Finnish official appeal for recognition of independence, addressed to the Governments of Sweden, Norway, Denmark, France, Britain and the United States

December 5, 1917

The Diet of Finland, on the basis of the principles enunciated in article 38 of the Form of Government, resolved on 15 November to take possession of the exercise of supreme authority and appointed a government for the country. On behalf of this government and as its leader I have presented a bill to the Diet concerning a new form of government, based on the principle of Finland’s existence as an independent republic. I have further-more solemnly declared before the Diet on behalf of the government – with reference to the frequently expressed assurances of the belligerent states about the granting of full rights of self-determination to small nations – that the Finnish people, in the circumstances in which they now find themselves, are both entitled and obliged to take their fate in their own hands and to seek recognition of Finnish independence from foreign states.

The Speaker of the Diet welcomed this step, which he regarded as in accordance with the rights of the country and the unanimous wish of the people.

There has been no government of late in Russia which has been generally acknowledged either at home or abroad. The representatives of the defeated Provisional Government in Finland, the Governor-General and his assistant have not been at their posts since the beginning of November. More recently, the troops appointed a sailor and a workman as Russian commissars for Finland, but since the constitutional laws of Finland do not recognise guardians of Russian interests appointed in this manner, the Finnish government has been unable to enter into any sort of contact with them.

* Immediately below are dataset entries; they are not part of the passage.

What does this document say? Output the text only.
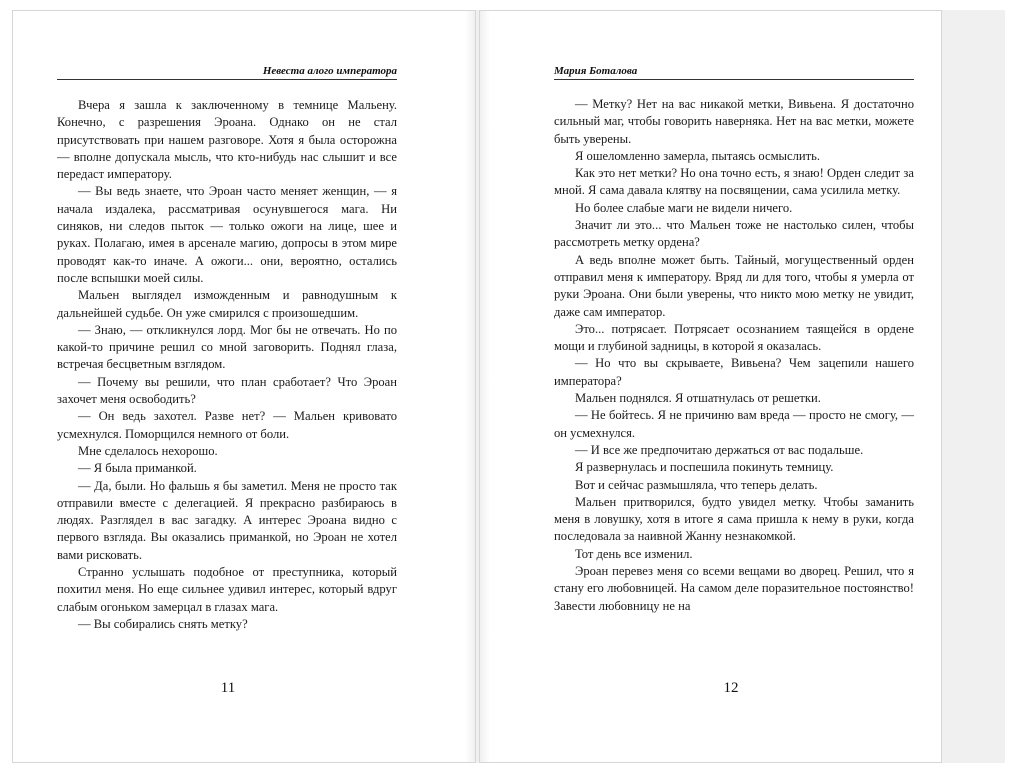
Невеста алого императора

Вчера я зашла к заключенному в темнице Мальену. Конечно, с разрешения Эроана. Однако он не стал присутствовать при нашем разговоре. Хотя я была осторожна — вполне допускала мысль, что кто-нибудь нас слышит и все передаст императору.

— Вы ведь знаете, что Эроан часто меняет женщин, — я начала издалека, рассматривая осунувшегося мага. Ни синяков, ни следов пыток — только ожоги на лице, шее и руках. Полагаю, имея в арсенале магию, допросы в этом мире проводят как-то иначе. А ожоги... они, вероятно, остались после вспышки моей силы.

Мальен выглядел изможденным и равнодушным к дальнейшей судьбе. Он уже смирился с произошедшим.

— Знаю, — откликнулся лорд. Мог бы не отвечать. Но по какой-то причине решил со мной заговорить. Поднял глаза, встречая бесцветным взглядом.

— Почему вы решили, что план сработает? Что Эроан захочет меня освободить?

— Он ведь захотел. Разве нет? — Мальен кривовато усмехнулся. Поморщился немного от боли.

Мне сделалось нехорошо.

— Я была приманкой.

— Да, были. Но фальшь я бы заметил. Меня не просто так отправили вместе с делегацией. Я прекрасно разбираюсь в людях. Разглядел в вас загадку. А интерес Эроана видно с первого взгляда. Вы оказались приманкой, но Эроан не хотел вами рисковать.

Странно услышать подобное от преступника, который похитил меня. Но еще сильнее удивил интерес, который вдруг слабым огоньком замерцал в глазах мага.

— Вы собирались снять метку?

11
Мария Боталова

— Метку? Нет на вас никакой метки, Вивьена. Я достаточно сильный маг, чтобы говорить наверняка. Нет на вас метки, можете быть уверены.

Я ошеломленно замерла, пытаясь осмыслить.

Как это нет метки? Но она точно есть, я знаю! Орден следит за мной. Я сама давала клятву на посвящении, сама усилила метку.

Но более слабые маги не видели ничего.

Значит ли это... что Мальен тоже не настолько силен, чтобы рассмотреть метку ордена?

А ведь вполне может быть. Тайный, могущественный орден отправил меня к императору. Вряд ли для того, чтобы я умерла от руки Эроана. Они были уверены, что никто мою метку не увидит, даже сам император.

Это... потрясает. Потрясает осознанием таящейся в ордене мощи и глубиной задницы, в которой я оказалась.

— Но что вы скрываете, Вивьена? Чем зацепили нашего императора?

Мальен поднялся. Я отшатнулась от решетки.

— Не бойтесь. Я не причиню вам вреда — просто не смогу, — он усмехнулся.

— И все же предпочитаю держаться от вас подальше.

Я развернулась и поспешила покинуть темницу.

Вот и сейчас размышляла, что теперь делать.

Мальен притворился, будто увидел метку. Чтобы заманить меня в ловушку, хотя в итоге я сама пришла к нему в руки, когда последовала за наивной Жанну незнакомкой.

Тот день все изменил.

Эроан перевез меня со всеми вещами во дворец. Решил, что я стану его любовницей. На самом деле поразительное постоянство! Завести любовницу не на

12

By their unrestrained behaviour, the Russian troops stationed here have in recent months have caused terror amongst the peaceful population of this country. The intimate relations which in places have been noticeable between the leaders of these troops and hot-headed and unstable elements of society have in a number of instances led to serious breaches of the peace and general order, which must be seen as a direct reflection of conditions prevailing in Russia.

In addition to these grave political tribulations there is a serious food shortage which the Finnish people is now having to combat. The crop failure of last summer and the impossibility of obtaining grain from Russia as well as the difficulty met in realising the projected imports of flour from the United States threaten the nearly three and a half million people of Finland with open famine. This painful situation is made even more difficult by the fact that the disorders in Russia are forcing an ever increasing number of refugees to seek shelter in Finland. These Russian refugees are also consuming the meagre reserves of the country. Moreover, these reserves are also being depleted by the numerous inactive Russian forces stationed here, since they are not certain of regular supplies of foodstuffs from Russia either.

It is therefore of vital import to the Finnish people that the truly isolated position in which the country now finds itself should come to an end. It is vital that the full independence of Finland be realised without delay and that its government manage to establish direct relations with foreign states.